Reconduzido ao cargo de CEO da companhia em fevereiro de 2007, Dell reuniu-se no final de julho deste ano com um grupo de jornalistas latino-americanos e europeus e demonstrou estar bastante otimista.

“Se vocês observarem as cinco áreas que elegemos como estratégicas para este ano, verão que estamos crescendo em todas elas”, diz. As áreas são pequenas e médias empresas, mercado corporativo, notebooks, mercados emergentes e usuários finais.

Nem mesmo uma eventual recessão no mercado norte-americano parece preocupar o executivo, que comemora dados da IDC, segundo os quais a Dell cresceu mais de 20% nos últimos três trimestres no mercado norte-americano.

> A Dell anuncia política de canais no Brasil durante o mês de agosto de 2008

No restante do mundo, os números parecem confirmar que o modelo tradicional não tem sido tão ruim para a fabricante: ainda segundo a IDC, no período encerrado em junho deste ano a Dell alcançou nos BRICs (Brasil, Rússia, India e China) crescimento anual de 58% em vendas e de 73% em unidades. Não por acaso, a Dell encerrou o último ano fiscal com 50% de suas vendas feitas fora dos Estados Unidos, e o número deve continuar crescendo.

Para Dell, o mercado global apresenta hoje grandes oportunidades na área de processamento de informações e é preciso saber aproveitá-las. “Não seria uma boa estratégia dizer que somos mais parecidos com a IBM ou com a Apple. Na prática, fazemos a mesma coisa que os outros, só que diferente. Nós vendemos muito mais equipamentos que a IBM, por exemplo”, provoca.

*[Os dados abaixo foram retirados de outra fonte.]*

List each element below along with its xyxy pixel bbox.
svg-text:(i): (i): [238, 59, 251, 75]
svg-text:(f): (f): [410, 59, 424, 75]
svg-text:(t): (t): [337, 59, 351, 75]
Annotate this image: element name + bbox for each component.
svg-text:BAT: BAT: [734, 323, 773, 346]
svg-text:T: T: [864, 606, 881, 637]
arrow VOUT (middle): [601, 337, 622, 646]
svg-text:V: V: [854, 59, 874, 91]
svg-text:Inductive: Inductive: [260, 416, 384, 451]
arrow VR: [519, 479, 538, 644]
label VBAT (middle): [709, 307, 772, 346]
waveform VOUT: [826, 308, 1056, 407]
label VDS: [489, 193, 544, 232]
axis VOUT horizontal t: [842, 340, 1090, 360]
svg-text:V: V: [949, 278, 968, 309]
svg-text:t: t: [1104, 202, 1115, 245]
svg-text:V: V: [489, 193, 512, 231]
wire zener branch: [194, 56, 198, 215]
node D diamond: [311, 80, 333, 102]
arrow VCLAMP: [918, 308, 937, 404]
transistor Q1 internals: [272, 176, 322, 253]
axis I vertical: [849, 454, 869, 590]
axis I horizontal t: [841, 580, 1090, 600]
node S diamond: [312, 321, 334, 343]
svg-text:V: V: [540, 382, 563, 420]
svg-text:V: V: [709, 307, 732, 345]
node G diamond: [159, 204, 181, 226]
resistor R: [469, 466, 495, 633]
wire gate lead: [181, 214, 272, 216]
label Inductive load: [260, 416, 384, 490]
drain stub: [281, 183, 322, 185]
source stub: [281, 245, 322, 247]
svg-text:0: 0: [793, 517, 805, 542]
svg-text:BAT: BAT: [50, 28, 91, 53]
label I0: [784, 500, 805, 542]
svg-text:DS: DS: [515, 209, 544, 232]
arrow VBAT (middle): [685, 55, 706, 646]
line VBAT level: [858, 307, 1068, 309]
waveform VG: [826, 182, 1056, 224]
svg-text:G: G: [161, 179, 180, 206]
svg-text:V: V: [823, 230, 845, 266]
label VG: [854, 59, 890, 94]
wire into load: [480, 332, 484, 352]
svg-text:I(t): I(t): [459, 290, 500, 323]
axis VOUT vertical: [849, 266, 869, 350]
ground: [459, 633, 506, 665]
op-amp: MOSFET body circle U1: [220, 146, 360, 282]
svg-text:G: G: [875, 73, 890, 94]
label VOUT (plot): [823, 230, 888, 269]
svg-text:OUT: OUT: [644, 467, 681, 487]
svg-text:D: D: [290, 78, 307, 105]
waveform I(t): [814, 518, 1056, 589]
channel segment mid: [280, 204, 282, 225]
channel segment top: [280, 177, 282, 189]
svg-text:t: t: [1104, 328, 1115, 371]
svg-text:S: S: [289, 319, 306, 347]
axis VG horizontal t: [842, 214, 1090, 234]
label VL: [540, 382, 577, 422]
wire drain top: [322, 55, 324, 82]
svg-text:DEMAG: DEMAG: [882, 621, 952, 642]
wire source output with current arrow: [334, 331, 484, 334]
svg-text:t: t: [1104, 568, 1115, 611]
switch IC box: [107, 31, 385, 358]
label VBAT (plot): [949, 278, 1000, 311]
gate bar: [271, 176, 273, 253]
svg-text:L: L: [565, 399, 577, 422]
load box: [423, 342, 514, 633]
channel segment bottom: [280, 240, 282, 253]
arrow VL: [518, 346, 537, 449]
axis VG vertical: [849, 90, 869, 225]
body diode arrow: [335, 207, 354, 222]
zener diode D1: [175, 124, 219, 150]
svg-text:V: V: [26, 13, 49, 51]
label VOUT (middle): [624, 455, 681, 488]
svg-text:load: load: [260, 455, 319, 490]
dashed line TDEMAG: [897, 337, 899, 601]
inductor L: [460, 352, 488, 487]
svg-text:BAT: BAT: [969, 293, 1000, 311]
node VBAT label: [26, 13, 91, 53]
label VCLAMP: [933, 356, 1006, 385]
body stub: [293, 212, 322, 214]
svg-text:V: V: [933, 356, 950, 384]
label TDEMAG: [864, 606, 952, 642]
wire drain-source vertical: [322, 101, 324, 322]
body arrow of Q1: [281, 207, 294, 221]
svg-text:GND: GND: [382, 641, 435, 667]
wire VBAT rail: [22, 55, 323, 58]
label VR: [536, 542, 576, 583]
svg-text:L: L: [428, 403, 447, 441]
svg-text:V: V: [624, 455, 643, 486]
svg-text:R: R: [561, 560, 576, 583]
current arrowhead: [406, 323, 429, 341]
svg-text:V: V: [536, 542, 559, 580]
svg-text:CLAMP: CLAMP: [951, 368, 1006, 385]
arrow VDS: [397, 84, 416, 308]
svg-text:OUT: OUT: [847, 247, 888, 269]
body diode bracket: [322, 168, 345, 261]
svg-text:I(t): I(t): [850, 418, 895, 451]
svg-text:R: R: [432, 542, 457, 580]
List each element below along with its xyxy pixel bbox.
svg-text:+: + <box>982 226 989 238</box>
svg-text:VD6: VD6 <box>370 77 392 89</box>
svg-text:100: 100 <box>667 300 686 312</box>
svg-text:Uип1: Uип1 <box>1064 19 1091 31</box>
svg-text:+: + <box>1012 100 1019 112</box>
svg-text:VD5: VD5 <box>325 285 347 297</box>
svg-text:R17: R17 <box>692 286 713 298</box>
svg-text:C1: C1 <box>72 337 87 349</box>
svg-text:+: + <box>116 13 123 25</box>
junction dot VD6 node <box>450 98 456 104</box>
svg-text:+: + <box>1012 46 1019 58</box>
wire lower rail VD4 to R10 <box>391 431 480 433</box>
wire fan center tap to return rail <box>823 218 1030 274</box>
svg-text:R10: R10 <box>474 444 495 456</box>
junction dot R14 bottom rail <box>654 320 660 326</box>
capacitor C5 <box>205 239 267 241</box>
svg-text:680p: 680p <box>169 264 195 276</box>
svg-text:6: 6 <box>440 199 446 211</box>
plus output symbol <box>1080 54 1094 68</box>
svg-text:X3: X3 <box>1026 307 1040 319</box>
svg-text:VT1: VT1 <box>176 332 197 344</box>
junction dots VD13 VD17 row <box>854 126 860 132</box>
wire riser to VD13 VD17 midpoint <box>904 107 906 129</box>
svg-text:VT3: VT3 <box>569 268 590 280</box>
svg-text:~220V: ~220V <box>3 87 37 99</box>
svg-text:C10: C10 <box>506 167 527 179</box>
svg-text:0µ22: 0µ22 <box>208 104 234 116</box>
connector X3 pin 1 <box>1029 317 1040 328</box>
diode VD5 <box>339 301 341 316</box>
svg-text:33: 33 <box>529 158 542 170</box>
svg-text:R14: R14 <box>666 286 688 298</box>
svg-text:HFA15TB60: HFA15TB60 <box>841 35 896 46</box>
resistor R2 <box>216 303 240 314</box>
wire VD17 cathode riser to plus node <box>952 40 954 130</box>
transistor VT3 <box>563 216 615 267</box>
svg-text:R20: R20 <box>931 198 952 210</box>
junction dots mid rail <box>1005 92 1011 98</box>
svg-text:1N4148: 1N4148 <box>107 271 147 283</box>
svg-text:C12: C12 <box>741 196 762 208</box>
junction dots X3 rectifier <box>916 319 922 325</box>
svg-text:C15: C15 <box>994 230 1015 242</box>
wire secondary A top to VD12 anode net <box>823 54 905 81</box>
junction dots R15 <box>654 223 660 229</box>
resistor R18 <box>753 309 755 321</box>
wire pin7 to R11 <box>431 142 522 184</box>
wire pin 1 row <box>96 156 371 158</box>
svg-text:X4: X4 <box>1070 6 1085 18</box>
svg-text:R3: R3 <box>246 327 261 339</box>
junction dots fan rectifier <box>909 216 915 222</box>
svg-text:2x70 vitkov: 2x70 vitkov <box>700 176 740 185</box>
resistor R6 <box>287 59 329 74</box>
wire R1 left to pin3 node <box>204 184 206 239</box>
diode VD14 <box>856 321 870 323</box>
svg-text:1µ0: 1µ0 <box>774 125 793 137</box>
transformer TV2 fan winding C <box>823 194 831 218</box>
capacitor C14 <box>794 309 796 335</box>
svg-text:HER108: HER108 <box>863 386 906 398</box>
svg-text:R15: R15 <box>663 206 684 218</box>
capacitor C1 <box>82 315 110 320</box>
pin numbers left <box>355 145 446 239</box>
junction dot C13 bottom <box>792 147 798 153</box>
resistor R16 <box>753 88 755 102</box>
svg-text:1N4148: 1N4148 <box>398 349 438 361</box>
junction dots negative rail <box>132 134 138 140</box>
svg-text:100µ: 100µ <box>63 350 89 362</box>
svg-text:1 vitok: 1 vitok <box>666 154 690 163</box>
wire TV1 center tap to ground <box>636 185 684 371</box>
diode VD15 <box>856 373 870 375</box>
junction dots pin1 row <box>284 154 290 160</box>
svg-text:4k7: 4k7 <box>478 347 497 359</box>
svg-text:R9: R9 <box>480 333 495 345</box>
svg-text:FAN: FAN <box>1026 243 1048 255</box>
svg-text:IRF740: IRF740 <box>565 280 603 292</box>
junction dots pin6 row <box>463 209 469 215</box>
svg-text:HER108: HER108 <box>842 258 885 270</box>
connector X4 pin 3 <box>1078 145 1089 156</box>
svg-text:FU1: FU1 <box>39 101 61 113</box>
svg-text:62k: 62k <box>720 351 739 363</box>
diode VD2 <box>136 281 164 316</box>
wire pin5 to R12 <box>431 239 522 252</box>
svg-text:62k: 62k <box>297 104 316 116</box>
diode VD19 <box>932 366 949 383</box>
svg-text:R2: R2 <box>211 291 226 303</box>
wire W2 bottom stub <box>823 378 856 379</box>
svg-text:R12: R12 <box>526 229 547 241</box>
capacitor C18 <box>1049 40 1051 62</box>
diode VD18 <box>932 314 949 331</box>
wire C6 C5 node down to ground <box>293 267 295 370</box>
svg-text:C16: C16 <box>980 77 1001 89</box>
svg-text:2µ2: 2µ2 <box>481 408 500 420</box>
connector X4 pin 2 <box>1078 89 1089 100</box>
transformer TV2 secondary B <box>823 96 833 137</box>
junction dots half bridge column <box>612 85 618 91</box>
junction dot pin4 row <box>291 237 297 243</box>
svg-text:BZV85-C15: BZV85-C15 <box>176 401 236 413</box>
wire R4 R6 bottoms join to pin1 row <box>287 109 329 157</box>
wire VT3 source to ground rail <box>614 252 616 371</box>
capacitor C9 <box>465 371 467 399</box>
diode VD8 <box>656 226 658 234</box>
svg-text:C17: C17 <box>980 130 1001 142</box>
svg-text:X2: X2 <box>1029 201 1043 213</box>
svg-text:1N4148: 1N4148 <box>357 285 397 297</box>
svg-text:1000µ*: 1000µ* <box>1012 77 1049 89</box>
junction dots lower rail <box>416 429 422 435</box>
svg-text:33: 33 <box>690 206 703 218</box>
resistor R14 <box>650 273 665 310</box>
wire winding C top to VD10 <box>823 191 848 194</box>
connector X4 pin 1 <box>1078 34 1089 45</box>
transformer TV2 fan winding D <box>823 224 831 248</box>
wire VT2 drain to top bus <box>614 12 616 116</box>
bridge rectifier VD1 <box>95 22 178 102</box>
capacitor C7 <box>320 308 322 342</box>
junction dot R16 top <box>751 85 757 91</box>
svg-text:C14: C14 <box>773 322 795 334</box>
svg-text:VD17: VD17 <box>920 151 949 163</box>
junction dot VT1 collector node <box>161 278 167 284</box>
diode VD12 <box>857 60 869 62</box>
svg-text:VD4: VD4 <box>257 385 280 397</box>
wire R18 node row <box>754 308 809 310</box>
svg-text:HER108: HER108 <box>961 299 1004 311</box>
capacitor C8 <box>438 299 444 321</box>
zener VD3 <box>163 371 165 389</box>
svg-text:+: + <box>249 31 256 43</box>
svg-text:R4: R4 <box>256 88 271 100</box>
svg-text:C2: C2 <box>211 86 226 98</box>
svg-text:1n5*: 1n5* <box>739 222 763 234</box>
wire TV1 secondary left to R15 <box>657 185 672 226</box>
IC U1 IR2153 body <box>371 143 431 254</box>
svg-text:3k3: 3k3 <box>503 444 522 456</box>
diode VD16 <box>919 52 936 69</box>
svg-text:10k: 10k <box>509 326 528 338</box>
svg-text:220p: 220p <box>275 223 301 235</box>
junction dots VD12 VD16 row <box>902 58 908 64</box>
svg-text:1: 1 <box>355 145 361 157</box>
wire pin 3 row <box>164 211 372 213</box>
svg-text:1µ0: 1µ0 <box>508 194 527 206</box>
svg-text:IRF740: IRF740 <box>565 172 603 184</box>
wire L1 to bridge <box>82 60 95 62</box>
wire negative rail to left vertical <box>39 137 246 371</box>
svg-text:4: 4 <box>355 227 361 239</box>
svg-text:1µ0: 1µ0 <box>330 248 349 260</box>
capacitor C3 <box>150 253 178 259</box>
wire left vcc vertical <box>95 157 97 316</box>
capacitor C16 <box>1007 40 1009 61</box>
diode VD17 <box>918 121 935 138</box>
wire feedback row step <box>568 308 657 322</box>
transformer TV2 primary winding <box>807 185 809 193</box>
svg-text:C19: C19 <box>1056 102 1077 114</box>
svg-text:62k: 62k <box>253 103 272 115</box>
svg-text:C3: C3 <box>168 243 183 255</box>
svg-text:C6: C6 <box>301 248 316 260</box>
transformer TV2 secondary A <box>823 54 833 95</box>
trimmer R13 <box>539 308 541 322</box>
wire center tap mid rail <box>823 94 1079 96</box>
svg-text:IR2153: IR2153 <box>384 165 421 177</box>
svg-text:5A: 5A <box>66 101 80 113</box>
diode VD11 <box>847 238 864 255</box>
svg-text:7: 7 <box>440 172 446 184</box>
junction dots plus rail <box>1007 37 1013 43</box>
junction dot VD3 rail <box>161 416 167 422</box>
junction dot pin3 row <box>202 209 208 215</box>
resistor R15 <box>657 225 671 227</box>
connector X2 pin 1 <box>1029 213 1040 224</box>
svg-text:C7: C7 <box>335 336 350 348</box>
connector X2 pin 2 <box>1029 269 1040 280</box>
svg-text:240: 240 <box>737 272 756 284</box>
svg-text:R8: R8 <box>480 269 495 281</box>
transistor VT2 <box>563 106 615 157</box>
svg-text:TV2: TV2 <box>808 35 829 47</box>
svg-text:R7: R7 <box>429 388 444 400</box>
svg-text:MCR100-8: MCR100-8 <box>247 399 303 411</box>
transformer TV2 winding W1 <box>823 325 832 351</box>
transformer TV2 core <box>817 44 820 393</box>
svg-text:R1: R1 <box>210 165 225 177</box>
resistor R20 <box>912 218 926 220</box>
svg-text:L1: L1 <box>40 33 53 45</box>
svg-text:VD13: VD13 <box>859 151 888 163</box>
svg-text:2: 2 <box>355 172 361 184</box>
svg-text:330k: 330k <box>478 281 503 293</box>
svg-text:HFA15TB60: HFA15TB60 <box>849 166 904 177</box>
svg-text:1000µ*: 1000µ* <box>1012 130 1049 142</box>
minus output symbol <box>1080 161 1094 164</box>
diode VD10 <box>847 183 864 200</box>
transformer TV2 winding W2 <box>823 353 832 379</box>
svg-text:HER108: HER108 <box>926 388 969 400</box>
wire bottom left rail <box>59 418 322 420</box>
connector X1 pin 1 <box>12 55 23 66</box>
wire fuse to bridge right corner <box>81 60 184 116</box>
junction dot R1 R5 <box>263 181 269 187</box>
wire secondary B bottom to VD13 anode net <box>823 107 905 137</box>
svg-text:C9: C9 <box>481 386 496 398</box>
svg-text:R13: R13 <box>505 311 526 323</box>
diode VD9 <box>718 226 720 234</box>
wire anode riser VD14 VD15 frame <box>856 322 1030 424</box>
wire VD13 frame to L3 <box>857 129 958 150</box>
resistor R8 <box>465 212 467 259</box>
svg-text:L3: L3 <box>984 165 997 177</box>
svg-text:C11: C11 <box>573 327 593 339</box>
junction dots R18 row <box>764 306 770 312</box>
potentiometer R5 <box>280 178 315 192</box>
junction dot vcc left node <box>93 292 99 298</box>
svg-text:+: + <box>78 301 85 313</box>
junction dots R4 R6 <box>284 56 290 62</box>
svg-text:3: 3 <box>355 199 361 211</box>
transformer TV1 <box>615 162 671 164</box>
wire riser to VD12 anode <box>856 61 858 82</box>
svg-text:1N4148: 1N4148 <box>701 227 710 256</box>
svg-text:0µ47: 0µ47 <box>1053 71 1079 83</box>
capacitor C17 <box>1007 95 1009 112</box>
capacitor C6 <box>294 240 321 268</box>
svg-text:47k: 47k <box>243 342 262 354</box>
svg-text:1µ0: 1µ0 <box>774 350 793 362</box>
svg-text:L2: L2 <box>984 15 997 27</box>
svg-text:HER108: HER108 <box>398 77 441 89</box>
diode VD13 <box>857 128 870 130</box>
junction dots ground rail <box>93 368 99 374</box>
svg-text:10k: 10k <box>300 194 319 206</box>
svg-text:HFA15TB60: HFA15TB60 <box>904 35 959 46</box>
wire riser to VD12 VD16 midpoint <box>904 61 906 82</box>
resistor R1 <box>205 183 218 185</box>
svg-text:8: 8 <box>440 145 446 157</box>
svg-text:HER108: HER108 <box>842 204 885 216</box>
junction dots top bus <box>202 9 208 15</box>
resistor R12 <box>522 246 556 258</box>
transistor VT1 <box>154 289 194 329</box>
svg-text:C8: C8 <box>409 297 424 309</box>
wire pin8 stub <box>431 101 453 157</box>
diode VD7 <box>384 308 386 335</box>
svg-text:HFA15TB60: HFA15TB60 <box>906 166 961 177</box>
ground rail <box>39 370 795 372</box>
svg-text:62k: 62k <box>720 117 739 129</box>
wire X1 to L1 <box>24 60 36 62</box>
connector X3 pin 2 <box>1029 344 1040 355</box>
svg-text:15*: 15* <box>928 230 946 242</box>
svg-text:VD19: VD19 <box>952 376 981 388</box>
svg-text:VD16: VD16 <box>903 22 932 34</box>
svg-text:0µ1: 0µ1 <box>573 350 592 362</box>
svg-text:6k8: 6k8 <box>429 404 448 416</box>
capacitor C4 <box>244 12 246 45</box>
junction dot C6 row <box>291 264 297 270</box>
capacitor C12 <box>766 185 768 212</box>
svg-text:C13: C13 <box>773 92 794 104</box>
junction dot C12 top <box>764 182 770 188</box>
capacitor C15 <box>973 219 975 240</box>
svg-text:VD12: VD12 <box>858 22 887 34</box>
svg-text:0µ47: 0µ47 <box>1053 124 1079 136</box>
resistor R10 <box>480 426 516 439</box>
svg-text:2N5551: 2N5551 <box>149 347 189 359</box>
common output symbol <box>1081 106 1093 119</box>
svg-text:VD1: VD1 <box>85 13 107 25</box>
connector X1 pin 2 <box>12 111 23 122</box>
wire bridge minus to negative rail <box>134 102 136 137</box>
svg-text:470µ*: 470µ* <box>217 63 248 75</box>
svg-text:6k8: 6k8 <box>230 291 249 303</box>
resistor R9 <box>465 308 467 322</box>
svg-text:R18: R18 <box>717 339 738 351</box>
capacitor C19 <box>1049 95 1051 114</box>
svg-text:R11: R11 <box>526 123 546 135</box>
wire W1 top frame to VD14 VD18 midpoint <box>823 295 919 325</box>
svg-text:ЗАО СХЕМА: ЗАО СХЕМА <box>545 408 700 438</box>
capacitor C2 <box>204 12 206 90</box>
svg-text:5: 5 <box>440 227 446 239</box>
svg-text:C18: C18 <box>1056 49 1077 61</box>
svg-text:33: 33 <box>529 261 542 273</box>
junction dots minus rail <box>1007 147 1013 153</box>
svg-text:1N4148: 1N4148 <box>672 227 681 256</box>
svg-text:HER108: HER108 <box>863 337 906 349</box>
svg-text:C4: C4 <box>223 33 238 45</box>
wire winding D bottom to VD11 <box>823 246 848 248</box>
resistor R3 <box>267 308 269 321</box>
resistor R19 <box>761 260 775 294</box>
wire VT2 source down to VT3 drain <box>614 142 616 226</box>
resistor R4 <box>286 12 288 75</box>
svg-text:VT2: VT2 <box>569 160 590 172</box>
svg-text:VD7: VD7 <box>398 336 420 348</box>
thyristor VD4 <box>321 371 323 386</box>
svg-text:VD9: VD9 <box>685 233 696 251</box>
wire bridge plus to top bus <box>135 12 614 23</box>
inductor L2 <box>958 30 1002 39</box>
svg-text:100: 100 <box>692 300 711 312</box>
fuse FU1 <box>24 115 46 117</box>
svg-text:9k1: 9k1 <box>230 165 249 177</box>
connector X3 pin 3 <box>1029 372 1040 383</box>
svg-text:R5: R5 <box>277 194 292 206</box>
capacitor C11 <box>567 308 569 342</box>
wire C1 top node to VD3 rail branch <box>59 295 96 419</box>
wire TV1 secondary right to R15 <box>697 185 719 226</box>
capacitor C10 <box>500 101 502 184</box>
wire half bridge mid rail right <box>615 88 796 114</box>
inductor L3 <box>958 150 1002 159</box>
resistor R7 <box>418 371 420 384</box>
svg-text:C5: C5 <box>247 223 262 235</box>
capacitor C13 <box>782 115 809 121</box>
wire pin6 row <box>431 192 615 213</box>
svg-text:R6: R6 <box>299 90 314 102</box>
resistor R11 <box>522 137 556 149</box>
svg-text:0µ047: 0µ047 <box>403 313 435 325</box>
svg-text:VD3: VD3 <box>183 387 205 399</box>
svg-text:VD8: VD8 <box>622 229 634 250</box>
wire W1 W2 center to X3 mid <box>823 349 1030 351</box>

Mesmo na área de serviços, o executivo parece não temer seus competidores, mesmo com a compra da EDS pela HP. “A EDS tinha apenas 3% de um mercado que é muito pulverizado. Hoje, nossa área de serviços fatura 7 bilhões de dólares e vamos continuar crescendo, mas sempre com foco em equipamentos. Nossos serviços vão por um caminho diferente, pensados para ambientes de computação em nuvem”, revela.

Ainda assim, Michael Dell não descarta futuras aquisições, reconhecendo haver a possibilidade de a empresa comprar outras nas áreas de software e, claro, serviços.

“De todo modo, as maiores aquisições que temos feito são de nossas próprias ações. Somos hoje a companhia de TI que detém a maior porcentagem de suas próprias ações: 11%”, disse, sem revelar quanto deste total estaria com sua família.

Para Dell, usar a receita de terceiros com seus próprios ingredientes tem funcionado, pelo menos por enquanto.